Mechanisms of Dendritic Tiling

树突状平铺的机制

• 批准号: 10372981
• 负责人: Christopher Tzeng
• 金额: $ 3.14万
• 依托单位: STANFORD UNIVERSITY
• 依托单位国家: 美国
• 财政年份: 2021
• 资助国家: 美国
• 起止时间: 2021-03-15 至 2022-08-14
• 项目状态: 已结题
• 来源: https://reporter.nih.gov/project-details/10372981
• 关键词: Actins; Afferent Neurons; Anterior; Biological; Biological Assay; Biological Models; Caenorhabditis elegans; Calcium; Calcium Channel; Cells; Cellular biology; Complex; Cues; Cytoskeleton; Dendrites; Detection; Development; Disease; Etiology; Event; Future; Genes; Genetic; Growth; Head; Human; Image; Knowledge; Label; Laboratories; Lateral; Lead; Length; Ligands; Light; Mediating; Molecular; Morphology; Mosaicism; Mutation; Nature; Nematoda; Nervous system structure; Neural Cell Adhesion Molecule L1; Neurons; Pathology; Patients; Pattern; Peripheral Nerves; Peripheral Nervous System; Peripheral Nervous System Diseases; Positioning Attribute; Postdoctoral Fellow; Preventive measure; Process; Proteins; Regulation; Reporter; Sensory; Signal Transduction; Skin; Stereotyping; Stimulus; Subcutaneous Tissue; Synapses; Testing; Therapeutic; Touch sensation; Transgenic Organisms; Trees; Universities; cellular imaging; disorder prevention; extracellular; genetic approach; genetic regulatory protein; in vivo; in vivo evaluation; insight; mutant; nerve supply; nervous system disorder; neural circuit; neuronal cell body; novel; novel strategies; receptive field; segregation; sensory system; transcription factor; two-dimensional; voltage

Dendrites have diverse morphologies that are important for the neuron to properly process synaptic information. The spatial patterning of a neuron’s dendritic arbor with respect to that of its neighbor is particularly relevant in sensory systems where stimulus detection must be efficient for downstream processing. In a phenomenon called dendritic tiling, neurons from a functional class that encode the same stimuli segregate into distinct mosaic patterns so that their dendrites rarely overlap with one another. Such dendritic tiling allows for spatial acuity by the nonredundant coverage of a receptive field. Specific Aim 1 will test the hypothesis that activity-dependent mechanisms result in tiling of dendrites in the nematode C. elegans using live imaging of neighboring neurons labeled with distinct fluorescent reporters. In Specific Aim 2, genetic approaches will be utilized to assess the impact of extracellular ligands on downstream actin regulation necessary for tiling. This proposal will yield insights into the cell biology of how dendrites from adjacent neurons avoid one another, as well as the novel mechanisms that regulate dynamic growth and retraction of dendrites during neural circuit assembly. Because dendritic pathologies have been observed in human patients with intellectual disorders, the proposed studies will also have applications that can contribute to potential therapies and preventative measures of neurological diseases.

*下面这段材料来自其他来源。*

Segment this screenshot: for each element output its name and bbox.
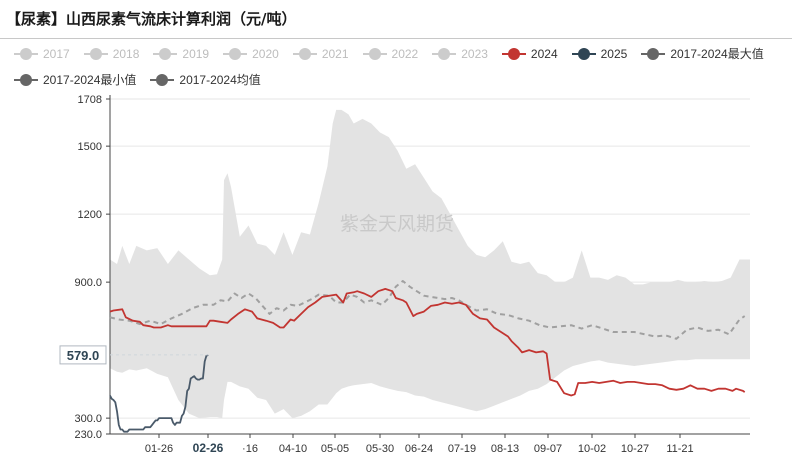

树突具有潜水形态，对于神经元正确处理突触信息很重要。神经元的树突状乔木相对于其邻居的空间图案在感觉系统中特别相关，在这种系统中，刺激检测必须有效地进行下游处理。在一种称为树突瓷砖的现象中，来自功能类别的神经元编码相同的刺激性分类为不同的镶嵌图，因此它们的树突很少彼此重叠。这种树突状瓷砖可以通过接收场的非冗余覆盖范围来实现空间敏锐度。具体目标1将检验以下假设：使用具有不同荧光报告基因的邻近神经元的活成像，秀丽隐杆线虫中的树突偏见。在特定的目标2中，将利用遗传方法评估细胞外配体对平铺所需的下游肌动蛋白调节的影响。该建议将对细胞生物学产生洞察力，即来自相邻神经元的树突如何相互避免，以及在神经元电路组装过程中调节树突的动态生长和缩回的新型机制。由于已经在患有智力障碍的人类患者中观察到了树突状病理，因此拟议的研究还将有可能有助于神经系统疾病的潜在疗法和预防措施。